Kircher lived just at the point when specialization in the university was commencing. Although the rationalist René Descartes helped eclipse his reputation, the once famous Kircher made contributions to Egyptology, volcanology, Sinology, ethnomusicology, and a dozen other eclectic subjects, writing 30 books and opening a public museum.
"Kircher was the proto-nerd," a freelance journalist who founded the Kircher Society, Joshua Foer, said. "Kircher had his hand in everything cool that was happening in the 17th century. He's like the Zelig of the 17th century."
Kircher researched the size of Noah's Ark and pontificated on which language Adam and Eve spoke. Mr. Foer said Kircher got a whole lot wrong, but it did not seem to bother him.
The society now exists only as a Web site, though it receives as many as 160,000 unique visitors a month. Mr. Foer said visitors range from cultural historians to film editors. (Kircher was a pioneer in studying magic lanterns and the display of images, and was among the first to see microbes through a microscope.)
Mr. Foer — a brother of the editor of the New Republic, Franklin Foer, and novelist Jonathan Safran Foer — read about Kircher as an undergraduate at Yale University.
Adrienne Klein, the co-director of Science & the Arts at the CUNY Graduate Center, which is a sponsor of the meeting, said that among the center's past sold-out science events were a conference on visual arts and the brain, a program on crocheting and mathematics, and the emotional life of a spacecraft that was about to crash into Jupiter.
Ms. Klein said each of presenters on Tuesday in some way will touch on "our sense of wonder. "I think science is curiosity," she said. "Can you think of a better definition of science?"
Although tickets are no longer available for the gathering, a video of the event will be posted last on the kirchersociety.org.
Viewers can see audience members test Kim Peek, the savant who inspired the film "Rain Man." The audience will quiz Mr. Peek on the myriad books he has memorized. (Joshua Foer, who is writing a book about the science of memory, is keenly interested in the subject.)

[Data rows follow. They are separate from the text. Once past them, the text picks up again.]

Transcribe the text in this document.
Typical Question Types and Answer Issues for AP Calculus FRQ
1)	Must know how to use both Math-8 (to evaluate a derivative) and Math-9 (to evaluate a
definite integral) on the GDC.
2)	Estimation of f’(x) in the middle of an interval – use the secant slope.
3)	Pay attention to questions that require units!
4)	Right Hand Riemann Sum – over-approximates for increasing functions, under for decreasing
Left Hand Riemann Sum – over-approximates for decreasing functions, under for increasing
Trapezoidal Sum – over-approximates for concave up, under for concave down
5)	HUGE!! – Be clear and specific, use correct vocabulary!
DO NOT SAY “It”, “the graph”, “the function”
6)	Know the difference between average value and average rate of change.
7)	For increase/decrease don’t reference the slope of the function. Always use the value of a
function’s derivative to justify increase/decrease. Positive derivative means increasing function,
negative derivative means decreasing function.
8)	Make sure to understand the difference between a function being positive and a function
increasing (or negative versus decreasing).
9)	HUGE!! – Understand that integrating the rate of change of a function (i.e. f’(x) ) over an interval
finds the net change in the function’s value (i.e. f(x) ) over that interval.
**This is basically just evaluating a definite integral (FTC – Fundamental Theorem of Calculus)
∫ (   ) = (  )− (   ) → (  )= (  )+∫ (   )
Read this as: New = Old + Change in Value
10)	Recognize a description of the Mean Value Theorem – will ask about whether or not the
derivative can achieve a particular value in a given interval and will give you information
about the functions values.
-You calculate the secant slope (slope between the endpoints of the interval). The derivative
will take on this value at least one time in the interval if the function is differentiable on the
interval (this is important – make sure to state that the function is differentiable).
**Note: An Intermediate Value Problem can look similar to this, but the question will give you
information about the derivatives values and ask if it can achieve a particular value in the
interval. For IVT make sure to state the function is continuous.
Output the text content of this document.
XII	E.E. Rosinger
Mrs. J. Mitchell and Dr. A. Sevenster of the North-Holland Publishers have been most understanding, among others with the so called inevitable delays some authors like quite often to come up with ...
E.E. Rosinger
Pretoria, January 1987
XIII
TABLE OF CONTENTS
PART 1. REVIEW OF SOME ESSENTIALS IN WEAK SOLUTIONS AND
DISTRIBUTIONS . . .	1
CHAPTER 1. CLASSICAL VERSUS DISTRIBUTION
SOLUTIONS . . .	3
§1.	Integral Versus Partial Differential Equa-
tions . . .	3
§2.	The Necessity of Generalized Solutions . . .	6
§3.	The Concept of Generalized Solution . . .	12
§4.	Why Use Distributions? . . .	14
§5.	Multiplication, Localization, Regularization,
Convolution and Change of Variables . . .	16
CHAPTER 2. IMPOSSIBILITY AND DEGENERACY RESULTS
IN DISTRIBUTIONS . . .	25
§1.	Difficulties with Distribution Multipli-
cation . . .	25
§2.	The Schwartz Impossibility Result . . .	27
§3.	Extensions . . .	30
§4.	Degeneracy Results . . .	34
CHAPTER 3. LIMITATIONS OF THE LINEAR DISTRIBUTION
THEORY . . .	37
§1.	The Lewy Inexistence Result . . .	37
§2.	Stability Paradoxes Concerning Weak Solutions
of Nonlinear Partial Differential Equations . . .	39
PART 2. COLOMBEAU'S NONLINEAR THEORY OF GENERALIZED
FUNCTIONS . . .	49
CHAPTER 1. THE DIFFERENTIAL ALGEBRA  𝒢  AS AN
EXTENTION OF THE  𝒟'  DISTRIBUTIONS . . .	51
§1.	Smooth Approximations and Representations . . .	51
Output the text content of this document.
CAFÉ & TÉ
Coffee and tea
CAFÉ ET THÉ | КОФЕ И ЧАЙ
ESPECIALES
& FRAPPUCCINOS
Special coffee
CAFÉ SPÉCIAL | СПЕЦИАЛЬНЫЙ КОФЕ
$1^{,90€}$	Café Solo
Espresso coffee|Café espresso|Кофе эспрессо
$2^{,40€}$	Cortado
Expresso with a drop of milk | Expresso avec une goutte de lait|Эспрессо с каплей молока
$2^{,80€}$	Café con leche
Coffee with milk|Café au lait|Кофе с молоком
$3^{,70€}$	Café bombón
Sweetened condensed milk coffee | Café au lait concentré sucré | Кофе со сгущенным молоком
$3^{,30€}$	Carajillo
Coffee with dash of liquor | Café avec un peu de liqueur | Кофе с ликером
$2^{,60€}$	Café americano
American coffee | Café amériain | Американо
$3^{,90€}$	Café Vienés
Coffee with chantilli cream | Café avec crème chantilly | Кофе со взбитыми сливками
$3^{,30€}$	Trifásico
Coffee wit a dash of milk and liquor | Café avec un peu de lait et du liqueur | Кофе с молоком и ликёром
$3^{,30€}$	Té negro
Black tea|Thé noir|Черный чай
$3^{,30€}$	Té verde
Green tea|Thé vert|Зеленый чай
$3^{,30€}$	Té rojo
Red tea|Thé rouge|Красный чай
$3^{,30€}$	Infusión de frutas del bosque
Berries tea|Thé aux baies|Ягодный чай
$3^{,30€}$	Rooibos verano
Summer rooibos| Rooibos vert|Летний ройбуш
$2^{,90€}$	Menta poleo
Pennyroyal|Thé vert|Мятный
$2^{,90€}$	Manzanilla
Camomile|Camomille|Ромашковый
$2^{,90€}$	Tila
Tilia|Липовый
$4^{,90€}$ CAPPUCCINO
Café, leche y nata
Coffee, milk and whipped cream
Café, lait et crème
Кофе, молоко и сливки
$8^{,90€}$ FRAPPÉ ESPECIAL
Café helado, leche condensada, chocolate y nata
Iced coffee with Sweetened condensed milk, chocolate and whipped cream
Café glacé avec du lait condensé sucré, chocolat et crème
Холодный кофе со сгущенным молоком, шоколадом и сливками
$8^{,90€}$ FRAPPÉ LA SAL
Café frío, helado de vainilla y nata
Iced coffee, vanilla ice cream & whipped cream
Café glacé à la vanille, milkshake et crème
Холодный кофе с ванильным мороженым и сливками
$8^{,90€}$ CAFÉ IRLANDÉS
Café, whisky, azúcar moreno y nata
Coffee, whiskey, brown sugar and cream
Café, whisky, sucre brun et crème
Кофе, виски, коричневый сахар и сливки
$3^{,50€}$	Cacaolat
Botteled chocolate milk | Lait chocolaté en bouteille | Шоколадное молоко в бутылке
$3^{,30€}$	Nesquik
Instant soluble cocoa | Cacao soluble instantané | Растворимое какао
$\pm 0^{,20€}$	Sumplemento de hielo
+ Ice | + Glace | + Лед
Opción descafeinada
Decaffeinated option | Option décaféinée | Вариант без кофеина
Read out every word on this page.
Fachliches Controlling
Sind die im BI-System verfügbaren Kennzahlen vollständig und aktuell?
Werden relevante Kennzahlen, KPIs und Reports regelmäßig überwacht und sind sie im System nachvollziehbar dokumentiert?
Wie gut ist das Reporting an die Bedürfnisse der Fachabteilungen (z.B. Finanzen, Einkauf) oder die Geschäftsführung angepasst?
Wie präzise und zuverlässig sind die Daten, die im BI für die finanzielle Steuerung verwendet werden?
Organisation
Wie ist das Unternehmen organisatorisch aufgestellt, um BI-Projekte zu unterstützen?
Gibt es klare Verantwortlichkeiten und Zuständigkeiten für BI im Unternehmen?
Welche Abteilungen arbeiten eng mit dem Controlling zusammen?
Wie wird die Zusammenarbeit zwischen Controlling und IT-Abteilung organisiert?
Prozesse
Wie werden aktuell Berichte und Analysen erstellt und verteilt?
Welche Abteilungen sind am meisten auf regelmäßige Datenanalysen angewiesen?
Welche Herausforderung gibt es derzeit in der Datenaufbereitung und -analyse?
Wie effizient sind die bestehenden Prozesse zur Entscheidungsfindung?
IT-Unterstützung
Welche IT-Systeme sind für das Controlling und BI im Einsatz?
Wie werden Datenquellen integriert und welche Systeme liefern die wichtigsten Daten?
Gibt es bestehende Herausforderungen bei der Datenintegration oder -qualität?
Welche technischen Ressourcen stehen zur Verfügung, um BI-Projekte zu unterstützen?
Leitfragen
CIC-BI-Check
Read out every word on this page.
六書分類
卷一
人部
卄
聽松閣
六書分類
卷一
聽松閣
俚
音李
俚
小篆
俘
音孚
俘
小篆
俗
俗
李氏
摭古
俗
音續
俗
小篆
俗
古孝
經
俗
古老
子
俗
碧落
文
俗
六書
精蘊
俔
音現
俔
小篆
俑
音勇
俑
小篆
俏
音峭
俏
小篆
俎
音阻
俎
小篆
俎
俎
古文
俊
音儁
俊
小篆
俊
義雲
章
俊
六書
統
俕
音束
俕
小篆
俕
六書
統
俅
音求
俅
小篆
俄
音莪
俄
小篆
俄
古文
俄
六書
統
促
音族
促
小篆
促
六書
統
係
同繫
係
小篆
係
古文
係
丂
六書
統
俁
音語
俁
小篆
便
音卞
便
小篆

A man named Nate True will flash a strobe light on water dropping at a steady pace to give the impression of a drop of water suspended in time. Jesse Ferguson will stretch one of his Rube Goldberg contraptions across the stage. Joe Kittinger, who has fallen farther than anyone in space, will recount his atmospheric records.
Mr. Foer said he is pondering the next step for the Kircher Society. He said people ask him how they can become a member. "Right now," he said, "I don't know."